The bull shark (Carcharhinus leucas) is a large, mobile, circumglobally distributed high trophic level predator that inhabits a variety of remote islands and continental coastal habitats, including freshwater environments. Here, we hypothesise that the barriers to dispersal created by large oceanic expanses and deep-water trenches result in a heterogeneous distribution of the neutral genetic diversity between island bull shark populations compared to populations sampled in continental locations connected through continuous coastlines of continental shelves. We analysed 1,494 high-quality neutral Single Nucleotide Polymorphism (SNP) markers in 215 individual bull sharks from widespread locations across the Indian and Pacific Oceans (South Africa, Indonesia, Western Australia, Papua New Guinea, eastern Australia, New Caledonia and Fiji). Genomic analyses revealed partitioning between remote insular and continental populations, with the Fiji population being genetically different from all other locations sampled (FST 0.034-0.044, P < 0.001), and New Caledonia showing marginal isolation (FST 0.016-0.024, P < 0.001; albeit based on a small sample size) from most sampled sites. Discriminant Analysis of Principal Components (DAPC) identified samples from Fiji as a distinct cluster with all other sites as one large cluster. Genetic structure analyses (Admixture, STRUCTURE & AssignPOP) further supported the genetic isolation of bull sharks from Fiji, with the analyses in agreement. The observed differentiation in bull sharks from Fiji makes this site of special interest, as it indicates a lack of migration through dispersal across deep-water trenches and large ocean expanses.

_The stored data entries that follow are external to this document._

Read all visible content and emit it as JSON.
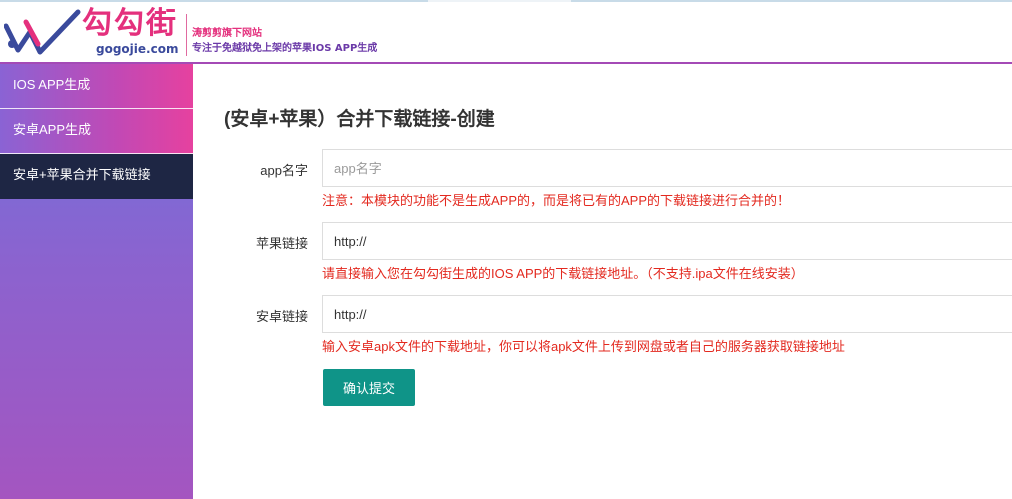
{
  "header": {
    "logo_text": "勾勾街",
    "logo_domain": "gogojie.com",
    "tagline_line1": "涛剪剪旗下网站",
    "tagline_line2": "专注于免越狱免上架的苹果IOS APP生成",
    "logo_mark_icon": "check-swoosh-logo",
    "colors": {
      "brand_pink": "#e4307d",
      "brand_blue": "#3a4a9c",
      "brand_purple": "#6b3aa8"
    }
  },
  "sidebar": {
    "items": [
      {
        "label": "IOS APP生成",
        "active": false
      },
      {
        "label": "安卓APP生成",
        "active": false
      },
      {
        "label": "安卓+苹果合并下载链接",
        "active": true
      }
    ]
  },
  "main": {
    "title": "(安卓+苹果）合并下载链接-创建",
    "form": {
      "app_name": {
        "label": "app名字",
        "value": "",
        "placeholder": "app名字",
        "hint": "注意：本模块的功能不是生成APP的，而是将已有的APP的下载链接进行合并的！"
      },
      "apple_link": {
        "label": "苹果链接",
        "value": "http://",
        "hint": "请直接输入您在勾勾街生成的IOS APP的下载链接地址。（不支持.ipa文件在线安装）"
      },
      "android_link": {
        "label": "安卓链接",
        "value": "http://",
        "hint": "输入安卓apk文件的下载地址，你可以将apk文件上传到网盘或者自己的服务器获取链接地址"
      },
      "submit_label": "确认提交"
    },
    "colors": {
      "hint_red": "#e3291f",
      "button_teal": "#0f9488"
    }
  }
}
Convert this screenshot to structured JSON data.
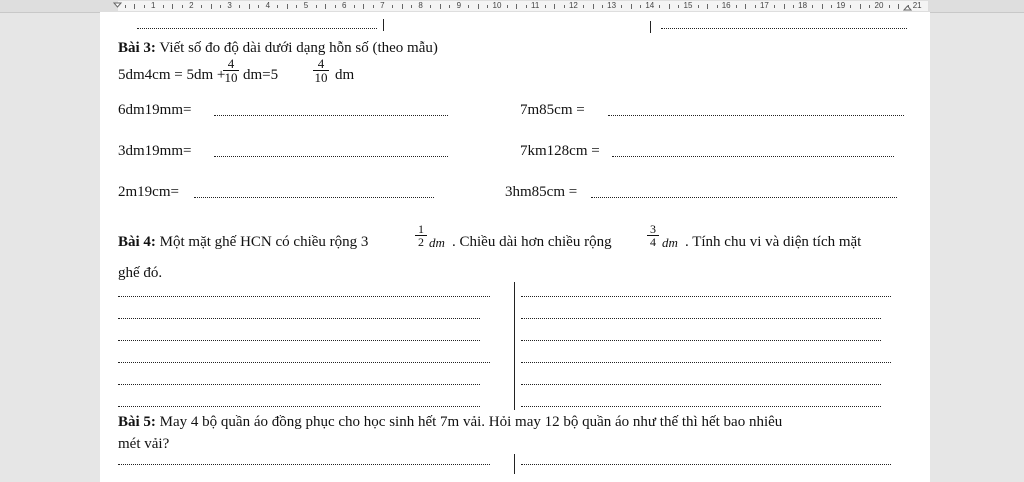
{
  "ruler": {
    "numbers": [
      "1",
      "2",
      "3",
      "4",
      "5",
      "6",
      "7",
      "8",
      "9",
      "10",
      "11",
      "12",
      "13",
      "14",
      "15",
      "16",
      "17",
      "18",
      "19",
      "20",
      "21"
    ]
  },
  "bai3": {
    "label": "Bài 3:",
    "title": " Viết số đo độ dài dưới dạng hỗn số (theo mẫu)",
    "example": {
      "left": "5dm4cm = 5dm + ",
      "frac1_num": "4",
      "frac1_den": "10",
      "mid": "dm=5",
      "frac2_num": "4",
      "frac2_den": "10",
      "unit": "dm"
    },
    "items": [
      "6dm19mm=",
      "7m85cm =",
      "3dm19mm=",
      "7km128cm =",
      "2m19cm=",
      "3hm85cm ="
    ]
  },
  "bai4": {
    "label": "Bài 4:",
    "text1": " Một mặt ghế HCN có chiều rộng 3",
    "frac1_num": "1",
    "frac1_den": "2",
    "unit1": "dm",
    "text2": ". Chiều dài hơn chiều rộng ",
    "frac2_num": "3",
    "frac2_den": "4",
    "unit2": "dm",
    "text3": ". Tính chu vi và diện tích mặt",
    "line2": "ghế đó."
  },
  "bai5": {
    "label": "Bài 5:",
    "text1": " May 4 bộ quần áo đồng phục cho học sinh hết 7m vải. Hỏi may 12 bộ quần áo như thế thì hết bao nhiêu",
    "line2": "mét vải?"
  }
}
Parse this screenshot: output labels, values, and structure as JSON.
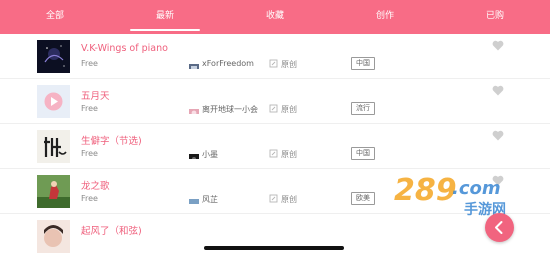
{
  "tabs": [
    {
      "label": "全部"
    },
    {
      "label": "最新"
    },
    {
      "label": "收藏"
    },
    {
      "label": "创作"
    },
    {
      "label": "已购"
    }
  ],
  "active_tab": "最新",
  "songs": [
    {
      "title": "V.K-Wings of piano",
      "price": "Free",
      "author": "xForFreedom",
      "original_label": "原创",
      "tags": [
        "中国"
      ]
    },
    {
      "title": "五月天",
      "price": "Free",
      "author": "离开地球一小会",
      "original_label": "原创",
      "tags": [
        "流行"
      ]
    },
    {
      "title": "生僻字（节选)",
      "price": "Free",
      "author": "小墨",
      "original_label": "原创",
      "tags": [
        "中国"
      ]
    },
    {
      "title": "龙之歌",
      "price": "Free",
      "author": "风芷",
      "original_label": "原创",
      "tags": [
        "欧美"
      ]
    },
    {
      "title": "起风了（和弦)",
      "price": "",
      "author": "",
      "original_label": "",
      "tags": []
    }
  ],
  "watermark": {
    "line1": "289.com",
    "line2": "手游网"
  },
  "icons": {
    "favorite": "heart-icon",
    "back": "chevron-left-icon",
    "original": "document-icon"
  },
  "colors": {
    "accent": "#f86c86",
    "title": "#ef5f7c",
    "heart": "#cfcfcf"
  }
}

Bull shark samples (white muscle and fin clips, 1 cm2) were obtained from fisheries independent surveys, observers on board commercial fleets, dive guides, and recreational and artisanal fishers from 2004 to 2017. Tissue samples were sent to Diversity Arrays Technology (DArT-Seq™) in Canberra Australia where genomic DNA was extracted from the tissues using standard robotic methods. DNA was processed for reduced representation library construction, sequenced and genotyped by DArT-Seq™ following previously developed and tested complexity reduction protocols for scalloped hammerhead sharks (Sphyrna lewini) (Marie, 2019).